Valeria respiró hondo, se obligó a no temblar y dejó una carpeta sobre el escritorio de cristal.
—Aquí están sus informes, señor Montes —dijo con la voz lo más firme posible.
Alexander la observó sin tocar el documento. Su mirada no estaba en los papeles, estaba en ella. La estudió con un silencio que la incomodó, hasta que de pronto su ceño se frunció aún más.
Se levantó despacio, rodeando el escritorio como un cazador acercándose a su presa.
Valeria sintió cómo el aire se le escapaba de los pulmones cuando él se inclinó apenas hacia ella. No la tocó, pero bastó con que estuviera cerca para que su presencia la envolviera.
—¿Qué es esto? —su voz fue un susurro grave, cargado de peligro.
—¿Qué… qué cosa? —balbuceó ella, con el corazón desbocado.
Alexander cerró los ojos un instante y aspiró. El leve rastro de alcohol en su aliento, mezclado con un perfume masculino que no era el suyo, lo golpeó como un puñal en el orgullo.
Abrió los ojos otra vez, negros de furia. —Hueles a vino… y a otro hombre.
Valeria se quedó helada. Su rostro se tiñó de rojo, pero no apartó la mirada. —No tengo por qué explicarle nada.
Alexander rió con amargura, aunque no había rastro de humor en su gesto.
—¿Nada que explicarme? —repitió, con una dureza que casi la hizo retroceder—. Llegas tarde, con el perfume de ese… artista impregnado en tu piel, y ¿quieres que me crea que no tengo derecho a exigir respuestas?
Ella se armó de valor, apretando los puños.
—No soy suya, señor Montes.

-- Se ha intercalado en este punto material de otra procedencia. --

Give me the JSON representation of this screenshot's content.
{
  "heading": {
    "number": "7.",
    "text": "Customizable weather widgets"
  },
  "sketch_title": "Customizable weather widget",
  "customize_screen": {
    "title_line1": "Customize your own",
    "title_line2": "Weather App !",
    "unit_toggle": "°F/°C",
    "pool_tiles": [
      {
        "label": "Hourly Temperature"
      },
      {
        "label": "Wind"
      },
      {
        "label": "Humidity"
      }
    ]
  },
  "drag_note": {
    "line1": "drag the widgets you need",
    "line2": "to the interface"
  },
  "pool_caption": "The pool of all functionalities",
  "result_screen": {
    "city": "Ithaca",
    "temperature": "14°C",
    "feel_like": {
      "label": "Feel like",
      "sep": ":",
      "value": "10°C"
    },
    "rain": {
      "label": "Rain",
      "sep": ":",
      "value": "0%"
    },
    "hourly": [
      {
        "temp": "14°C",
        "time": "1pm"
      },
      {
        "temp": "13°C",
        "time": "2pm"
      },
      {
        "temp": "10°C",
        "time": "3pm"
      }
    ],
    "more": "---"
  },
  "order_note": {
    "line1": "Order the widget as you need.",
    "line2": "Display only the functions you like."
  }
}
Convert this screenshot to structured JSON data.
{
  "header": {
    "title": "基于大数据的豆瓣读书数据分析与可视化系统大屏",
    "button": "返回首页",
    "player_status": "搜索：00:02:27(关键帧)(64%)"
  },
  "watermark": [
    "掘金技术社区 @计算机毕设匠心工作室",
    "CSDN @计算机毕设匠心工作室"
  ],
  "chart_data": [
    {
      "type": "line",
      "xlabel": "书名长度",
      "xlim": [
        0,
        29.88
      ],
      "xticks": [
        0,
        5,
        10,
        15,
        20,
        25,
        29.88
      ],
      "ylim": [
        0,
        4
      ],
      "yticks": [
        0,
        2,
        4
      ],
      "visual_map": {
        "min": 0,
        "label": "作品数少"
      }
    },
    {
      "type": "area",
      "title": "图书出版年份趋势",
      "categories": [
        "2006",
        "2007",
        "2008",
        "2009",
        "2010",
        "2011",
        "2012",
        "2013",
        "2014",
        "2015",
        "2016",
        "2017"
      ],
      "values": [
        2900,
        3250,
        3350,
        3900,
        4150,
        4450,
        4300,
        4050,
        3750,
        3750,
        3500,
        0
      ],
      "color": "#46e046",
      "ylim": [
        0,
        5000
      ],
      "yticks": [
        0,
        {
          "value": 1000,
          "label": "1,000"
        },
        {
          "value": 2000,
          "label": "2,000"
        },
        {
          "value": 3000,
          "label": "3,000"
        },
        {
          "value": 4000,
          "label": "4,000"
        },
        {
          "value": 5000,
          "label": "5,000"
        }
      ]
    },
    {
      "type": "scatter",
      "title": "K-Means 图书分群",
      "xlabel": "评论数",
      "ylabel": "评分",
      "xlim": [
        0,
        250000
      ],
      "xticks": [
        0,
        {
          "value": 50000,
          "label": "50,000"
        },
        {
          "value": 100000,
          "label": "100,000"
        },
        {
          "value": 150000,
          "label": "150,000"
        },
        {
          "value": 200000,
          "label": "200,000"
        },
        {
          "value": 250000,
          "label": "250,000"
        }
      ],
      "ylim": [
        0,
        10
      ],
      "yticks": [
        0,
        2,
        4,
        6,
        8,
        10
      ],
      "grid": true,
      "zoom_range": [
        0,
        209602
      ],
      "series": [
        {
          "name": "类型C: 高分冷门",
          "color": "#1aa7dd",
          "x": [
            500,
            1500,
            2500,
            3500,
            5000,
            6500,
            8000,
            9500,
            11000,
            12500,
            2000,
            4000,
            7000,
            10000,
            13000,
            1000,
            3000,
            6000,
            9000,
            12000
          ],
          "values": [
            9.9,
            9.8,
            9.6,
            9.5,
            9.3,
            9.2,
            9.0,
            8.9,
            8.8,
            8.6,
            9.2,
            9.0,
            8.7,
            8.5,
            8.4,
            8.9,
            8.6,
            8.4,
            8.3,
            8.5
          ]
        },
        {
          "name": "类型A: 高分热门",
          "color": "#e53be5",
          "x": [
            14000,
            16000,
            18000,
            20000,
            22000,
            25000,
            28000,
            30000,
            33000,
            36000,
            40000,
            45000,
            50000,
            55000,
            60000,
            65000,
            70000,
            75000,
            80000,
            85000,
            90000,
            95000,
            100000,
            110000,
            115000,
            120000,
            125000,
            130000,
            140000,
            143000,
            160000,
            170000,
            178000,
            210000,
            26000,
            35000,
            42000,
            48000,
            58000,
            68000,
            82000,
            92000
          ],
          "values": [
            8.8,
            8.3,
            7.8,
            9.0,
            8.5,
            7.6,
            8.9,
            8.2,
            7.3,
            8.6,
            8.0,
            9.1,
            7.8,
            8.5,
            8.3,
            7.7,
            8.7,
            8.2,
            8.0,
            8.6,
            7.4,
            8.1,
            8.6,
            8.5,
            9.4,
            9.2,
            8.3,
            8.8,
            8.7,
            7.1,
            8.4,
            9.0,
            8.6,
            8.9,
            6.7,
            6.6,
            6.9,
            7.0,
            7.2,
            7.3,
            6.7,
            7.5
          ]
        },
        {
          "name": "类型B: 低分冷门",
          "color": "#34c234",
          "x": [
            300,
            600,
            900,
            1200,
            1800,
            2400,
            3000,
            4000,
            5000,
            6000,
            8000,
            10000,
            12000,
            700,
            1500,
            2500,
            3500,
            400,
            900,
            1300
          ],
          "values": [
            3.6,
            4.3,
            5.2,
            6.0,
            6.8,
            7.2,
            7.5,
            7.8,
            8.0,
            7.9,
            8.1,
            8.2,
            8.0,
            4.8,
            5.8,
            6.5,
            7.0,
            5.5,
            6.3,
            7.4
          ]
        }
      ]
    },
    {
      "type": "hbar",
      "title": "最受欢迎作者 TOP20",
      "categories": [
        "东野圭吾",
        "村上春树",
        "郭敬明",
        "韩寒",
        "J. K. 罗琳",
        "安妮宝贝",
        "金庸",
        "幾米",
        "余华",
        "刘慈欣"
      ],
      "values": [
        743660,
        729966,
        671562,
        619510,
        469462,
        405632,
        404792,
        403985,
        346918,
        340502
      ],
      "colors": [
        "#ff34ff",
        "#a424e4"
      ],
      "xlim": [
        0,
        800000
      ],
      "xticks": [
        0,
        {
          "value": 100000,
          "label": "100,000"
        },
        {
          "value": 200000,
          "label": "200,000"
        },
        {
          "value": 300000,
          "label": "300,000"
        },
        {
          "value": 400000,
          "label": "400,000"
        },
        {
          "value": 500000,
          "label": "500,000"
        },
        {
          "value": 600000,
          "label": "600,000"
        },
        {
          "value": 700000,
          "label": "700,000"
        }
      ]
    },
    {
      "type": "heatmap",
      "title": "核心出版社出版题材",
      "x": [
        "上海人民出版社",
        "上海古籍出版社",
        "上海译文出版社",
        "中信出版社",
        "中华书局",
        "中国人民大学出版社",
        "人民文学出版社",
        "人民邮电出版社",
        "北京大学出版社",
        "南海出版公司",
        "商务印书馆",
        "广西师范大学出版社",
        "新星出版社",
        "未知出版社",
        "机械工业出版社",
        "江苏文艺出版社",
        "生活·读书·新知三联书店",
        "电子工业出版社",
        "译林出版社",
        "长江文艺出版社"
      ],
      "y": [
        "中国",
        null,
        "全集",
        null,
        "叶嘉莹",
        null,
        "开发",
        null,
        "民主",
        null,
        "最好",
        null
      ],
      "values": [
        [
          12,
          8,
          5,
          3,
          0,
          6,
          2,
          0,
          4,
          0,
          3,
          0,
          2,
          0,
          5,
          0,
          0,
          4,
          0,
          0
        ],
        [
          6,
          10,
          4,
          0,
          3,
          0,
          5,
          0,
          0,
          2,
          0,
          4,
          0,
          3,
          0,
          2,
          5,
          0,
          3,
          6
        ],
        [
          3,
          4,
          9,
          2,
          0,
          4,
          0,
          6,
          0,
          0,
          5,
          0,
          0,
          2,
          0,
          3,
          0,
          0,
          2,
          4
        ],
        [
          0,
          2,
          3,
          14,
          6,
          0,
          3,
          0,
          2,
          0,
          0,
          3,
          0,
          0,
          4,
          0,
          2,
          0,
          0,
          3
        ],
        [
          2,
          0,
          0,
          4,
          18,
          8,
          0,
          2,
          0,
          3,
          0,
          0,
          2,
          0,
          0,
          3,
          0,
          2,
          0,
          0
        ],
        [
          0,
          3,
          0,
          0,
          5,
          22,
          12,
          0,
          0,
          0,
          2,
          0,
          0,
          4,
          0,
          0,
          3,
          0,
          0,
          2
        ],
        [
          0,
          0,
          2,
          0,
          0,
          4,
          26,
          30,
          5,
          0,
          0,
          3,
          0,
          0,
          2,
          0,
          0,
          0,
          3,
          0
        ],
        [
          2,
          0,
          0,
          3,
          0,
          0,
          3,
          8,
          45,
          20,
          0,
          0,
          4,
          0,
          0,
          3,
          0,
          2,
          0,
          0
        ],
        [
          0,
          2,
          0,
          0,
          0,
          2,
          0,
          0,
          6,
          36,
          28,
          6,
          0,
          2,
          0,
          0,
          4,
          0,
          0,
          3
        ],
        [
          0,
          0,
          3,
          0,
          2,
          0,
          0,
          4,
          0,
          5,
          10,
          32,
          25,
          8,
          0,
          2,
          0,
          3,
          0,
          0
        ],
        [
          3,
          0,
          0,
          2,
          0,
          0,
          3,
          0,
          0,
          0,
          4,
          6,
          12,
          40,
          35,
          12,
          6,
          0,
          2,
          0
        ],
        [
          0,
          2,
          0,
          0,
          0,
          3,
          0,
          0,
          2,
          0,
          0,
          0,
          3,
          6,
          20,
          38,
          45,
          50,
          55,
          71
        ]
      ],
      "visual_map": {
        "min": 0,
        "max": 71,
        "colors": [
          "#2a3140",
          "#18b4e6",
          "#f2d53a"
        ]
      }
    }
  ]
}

Puede humillarme en esta oficina, puede tratarme como a una empleada más… pero mi vida fuera de aquí no le pertenece.
Por un instante, el silencio fue absoluto. Alexander la miró fijamente, con los ojos ardiendo, como si estuviera a punto de romper todas sus reglas y besarla allí mismo, con furia.
Pero en lugar de eso, golpeó el escritorio con la palma abierta, tan fuerte que la madera retumbó.
—¡Valeria! —rugió, con una mezcla de rabia y deseo que lo estaba consumiendo—. No me pongas a prueba.
Valeria lo miró con los ojos muy abiertos, intentando mantener la compostura pese al temblor en su voz.
—Eres mi jefe… ¿qué te importa lo que haga fuera de aquí?
Las palabras fueron un desafío, pero también un disparo directo al ego de Alexander. Algo en su interior se rompió.
En un segundo, la distancia entre ellos desapareció. Alexander la tomó por los brazos con fuerza, como si temiera que pudiera escapar, y la atrajo hacia sí. Su respiración ardía, su mirada era la de un hombre al borde del abismo.
—Me importa porque no soporto la idea de que otro hombre te toque —gruñó entre dientes.
Antes de que Valeria pudiera reaccionar, su boca cayó sobre la de ella en un beso salvaje, lleno de rabia, deseo y posesión. No había dulzura, no había ternura: era una batalla. Ella lo empujó débilmente al principio, sorprendida, asustada por la intensidad, pero su propio cuerpo la traicionó, respondiendo al fuego que él desataba.
Alexander la sujetó con tal fuerza que el botón de su blusa cedió, dejando ver parte de su piel. Su mano, temblorosa de ira y deseo, rozó la tela como si necesitara marcarla, reclamarla, hacerla suya de una manera brutalmente simbólica.
—Eres mía, Valeria —susurró con voz ronca, mirándola a los ojos, con el pecho agitado—. Aunque intentes negarlo, aunque corras a los brazos de otro… solo yo puedo tenerte.
Valeria respiraba entrecortada, el rostro encendido, el corazón atrapado en una espiral peligrosa. Una parte de ella lo odiaba en ese instante. Otra parte… no podía negar lo que ese beso había despertado.